Securing a postdoctoral research post is often regarded as a major milestone in an academic’s career.
Making the transition from a short-term research contract post to a permanent academic post is, however, far more difficult than it once was.
A recent study by the European Science Foundation, which tracked doctoral holders from seven major research organisations, found that only a third obtained a tenured position within seven years of graduation.
The situation is similar in the US, where the system is “training seven times more people for the same job than could ever get it”, according to Keith Micoli, postdoctoral programme director at New York University School of Medicine and chairman of the US National Postdoctoral Association.
So what can postdocs do to get ahead in the academic rat race?
Publishing a clutch of well-received peer-reviewed papers in top journals and establishing an extensive range of contacts will, of course, help enormously when finding that first job.
However, simply establishing good habits can make postdocs more employable, said Catherine L. Drennan, professor of chemistry and biology at the Massachusetts Institute of Technology (MIT).
Professor Drennan, who has five postdocs and eight graduate students in her Boston lab, recently published a list of “10 habits for a successful postdoc” that asked readers to consider how day-to-day activities might improve their career prospects.
Many of the tips challenge postdocs to think of themselves not as junior academics but as future professors and department heads.
“Postdocs need to think about how they are positioning themselves,” Professor Drennan told Times Higher Education.
“It’s not just about having the skills at the lab bench, but having other skills you need,” she said.
Seizing opportunities to hone your writing, presenting and interviewing skills is crucial, while postdocs should identify weak points on their CV and improve on them, she added.
Postdocs should, for example, take the lead in writing papers and critique other people’s articles.
They should also “take every opportunity to practise giving talks” – at seminar series, lunchtime events or at group, area and national conferences, she added.
As Professor Drennan put it: “Good letters get you an interview, a good talk gets you a job.”
But it is equally important to “be a good citizen of the lab and the department”, she said, adding that “recommendation letters are more important to your future than anything else”.
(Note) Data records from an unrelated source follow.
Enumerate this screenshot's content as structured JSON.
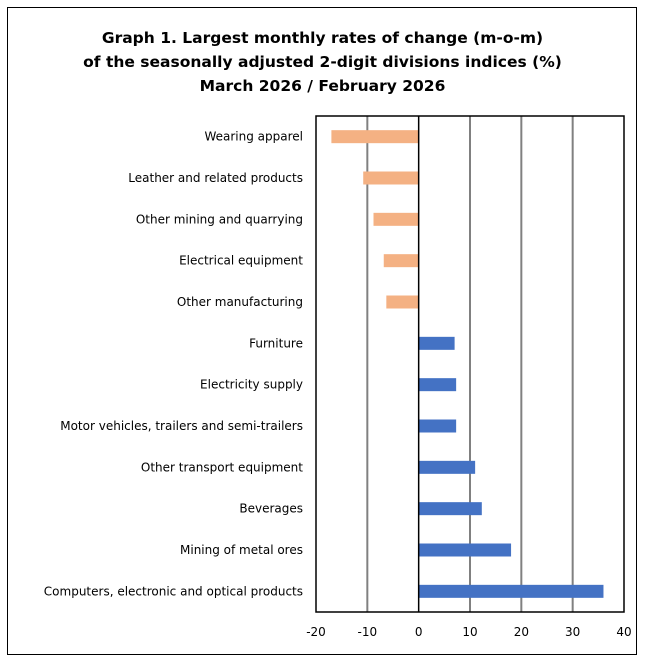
{
  "chart_data": {
    "type": "bar",
    "orientation": "horizontal",
    "title_lines": [
      "Graph 1. Largest monthly rates of change (m-o-m)",
      "of the seasonally adjusted 2-digit divisions indices (%)",
      "March 2026 / February 2026"
    ],
    "categories": [
      "Wearing apparel",
      "Leather and related products",
      "Other mining and quarrying",
      "Electrical equipment",
      "Other manufacturing",
      "Furniture",
      "Electricity supply",
      "Motor vehicles, trailers and semi-trailers",
      "Other transport equipment",
      "Beverages",
      "Mining of metal ores",
      "Computers, electronic and optical products"
    ],
    "values": [
      -17.0,
      -10.8,
      -8.8,
      -6.8,
      -6.3,
      7.0,
      7.3,
      7.3,
      11.0,
      12.3,
      18.0,
      36.0
    ],
    "xlim": [
      -20,
      40
    ],
    "xticks": [
      "-20",
      "-10",
      "0",
      "10",
      "20",
      "30",
      "40"
    ],
    "xtick_values": [
      -20,
      -10,
      0,
      10,
      20,
      30,
      40
    ],
    "gridlines": [
      -10,
      10,
      20,
      30
    ],
    "grid": true,
    "colors": {
      "negative": "#F4B183",
      "positive": "#4472C4",
      "grid": "#808080",
      "axis": "#000000"
    }
  }
}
“Whenever I get phone calls from employers, they never ask questions about how smart that postdoc is – they want to know how well they work with others,” she said.
Showing that you can work effectively in a team is hugely desired by universities as well as industry, with firms always on the lookout for promising postdocs, she added.
“Some faculty think you need to be really competitive and push your way to the top – I don’t buy that at all.
“It’s so much better if you can create a good collegiate working environment, and the science is so much better,” said Professor Drennan, who also said that support for colleagues will be appreciated and recognised.
Postdocs should reassess their strengths regularly, keep their options open and may possibly decide that an academic career is not for them, she added.
But postdocs should not be deterred from a career they love just because the going gets tough.
“Having love for your work is important,” she said. “If you really hate your job, then just being there for 15 minutes is awful.”
What it takes: Catherine Drennan’s 10 habits for a successful postdoc
- Take ownership of your project
Your project is your baby. There will be loss of sleep, and growing pains, but you will have a special bond. You should know more about your project than anyone else.
- Read broadly and learn more about research
Position yourself to run your own research group by learning the requisite skills/information.
- Learn how to train people
People with PhDs lead research teams (either in industry or academia). They rarely work in isolation.
- Learn how to write scientific papers, and learn how to give scientific talks
Take the lead in writing papers based on your research. Critique other people’s papers.
- Position yourself to get good letters of reference
Recommendation letters are more important to your future than anything else.
- Learn organisational skills
Learn how to keep a notebook and records. Practise time management.
- Be a good citizen of the lab and the department
Research is about teamwork. Show that you can get along well with others, and help out.
Networking isn’t just about getting a good job, it is about positioning yourself to be successful in that job.
- Learn how to write grants and apply for your own funding
Learn how to write research proposals by applying for your own funding. Help your PI write a grant even if it isn’t on the topic of your research.
- Finish papers before you leave your postdoc
The number of papers you publish is important to your career, and once you leave your postdoc, the chances of an unfinished paper getting finished decrease dramatically.